Hinweise zum Meilenstein Geschäftsprozesse

Bei einer schriftlichen Abgabe:

Deckblatt mit dem Namen der Lehrveranstaltung und des Meilensteins, mit den Namen der Gruppenteilnehmer und einer Mailadresse, über die der Dozent die Gruppe erreichen kann. Darüber hinaus alle drei unten beschriebenen Teile des Meilensteins:

Bei einer Präsentation:

Dieser Meilenstein wird von den einzelnen Übungsgruppen wie üblich in zehn bis zwölf Minuten präsentiert. Zusätzlich zu den Informationen, die Sie in den Übungen erhalten haben, besteht der Meilenstein aus folgenden drei Teilen:

Geschäftsprozessüberblicksdiagramm (Teil 1)

Es enthält eine Übersicht aller Geschäftsprozesse (im Falle einer Präsentation: ... die Sie in der Präsentation zeigen möchten).

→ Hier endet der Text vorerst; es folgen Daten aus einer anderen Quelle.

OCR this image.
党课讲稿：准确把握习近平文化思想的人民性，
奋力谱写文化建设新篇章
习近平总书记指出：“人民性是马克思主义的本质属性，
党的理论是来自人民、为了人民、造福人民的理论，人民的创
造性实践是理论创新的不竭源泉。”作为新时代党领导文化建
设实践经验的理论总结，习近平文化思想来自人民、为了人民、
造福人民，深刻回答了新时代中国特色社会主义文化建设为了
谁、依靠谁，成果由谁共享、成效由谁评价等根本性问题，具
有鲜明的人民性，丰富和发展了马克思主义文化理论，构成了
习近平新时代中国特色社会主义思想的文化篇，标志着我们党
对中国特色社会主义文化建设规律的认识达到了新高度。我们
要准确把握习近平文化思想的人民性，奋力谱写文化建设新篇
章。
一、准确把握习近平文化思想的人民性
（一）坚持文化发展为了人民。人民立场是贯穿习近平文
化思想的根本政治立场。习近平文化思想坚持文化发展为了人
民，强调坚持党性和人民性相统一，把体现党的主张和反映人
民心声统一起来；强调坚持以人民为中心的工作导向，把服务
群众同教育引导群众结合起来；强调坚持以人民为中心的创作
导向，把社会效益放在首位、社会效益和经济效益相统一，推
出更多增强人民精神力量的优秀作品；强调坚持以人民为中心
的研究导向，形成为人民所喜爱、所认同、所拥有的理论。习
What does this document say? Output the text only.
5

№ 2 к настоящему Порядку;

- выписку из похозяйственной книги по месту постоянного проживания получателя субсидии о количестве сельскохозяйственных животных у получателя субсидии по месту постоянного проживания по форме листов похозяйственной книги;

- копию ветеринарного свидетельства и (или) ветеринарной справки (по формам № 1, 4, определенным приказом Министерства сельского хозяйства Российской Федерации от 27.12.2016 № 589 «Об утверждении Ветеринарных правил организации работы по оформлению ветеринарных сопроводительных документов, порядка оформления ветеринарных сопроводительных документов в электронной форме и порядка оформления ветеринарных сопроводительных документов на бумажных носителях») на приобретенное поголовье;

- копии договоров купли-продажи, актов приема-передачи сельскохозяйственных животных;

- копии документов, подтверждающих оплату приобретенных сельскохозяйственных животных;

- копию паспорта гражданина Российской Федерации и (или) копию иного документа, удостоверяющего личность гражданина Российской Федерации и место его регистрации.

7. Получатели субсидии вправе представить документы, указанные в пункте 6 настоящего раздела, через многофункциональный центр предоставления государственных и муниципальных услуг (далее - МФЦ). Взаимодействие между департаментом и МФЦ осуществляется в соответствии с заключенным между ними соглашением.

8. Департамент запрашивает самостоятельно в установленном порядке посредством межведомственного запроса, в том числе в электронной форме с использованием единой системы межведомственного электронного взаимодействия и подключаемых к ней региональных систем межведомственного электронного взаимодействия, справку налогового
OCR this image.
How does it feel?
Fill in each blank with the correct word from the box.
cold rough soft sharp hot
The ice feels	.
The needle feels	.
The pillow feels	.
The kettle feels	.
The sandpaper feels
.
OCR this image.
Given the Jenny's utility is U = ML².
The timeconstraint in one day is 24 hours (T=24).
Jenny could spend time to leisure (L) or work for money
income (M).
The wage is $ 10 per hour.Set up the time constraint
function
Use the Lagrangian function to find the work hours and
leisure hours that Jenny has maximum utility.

Diese Prozesse können aus der Zielbestimmung des Pflichtenhefts (1. Kapitel) abgeleitet werden. Die Akteure werden aus den im Pflichtenheft beschriebenen Zielgruppen (2. Kapitel) abgeleitet. Die drei Beziehungstypen «extends», «uses» und «includes», mittels derer Beziehungen zwischen Geschäftsprozessen modelliert werden, können aus der Funktionalitätsbeschreibung des Pflichtenhefts (4. Kapitel) abgeleitet werden. Vergessen Sie bei den Sonderfällen nicht, die Extension Points mit ihren Conditions zu modellieren.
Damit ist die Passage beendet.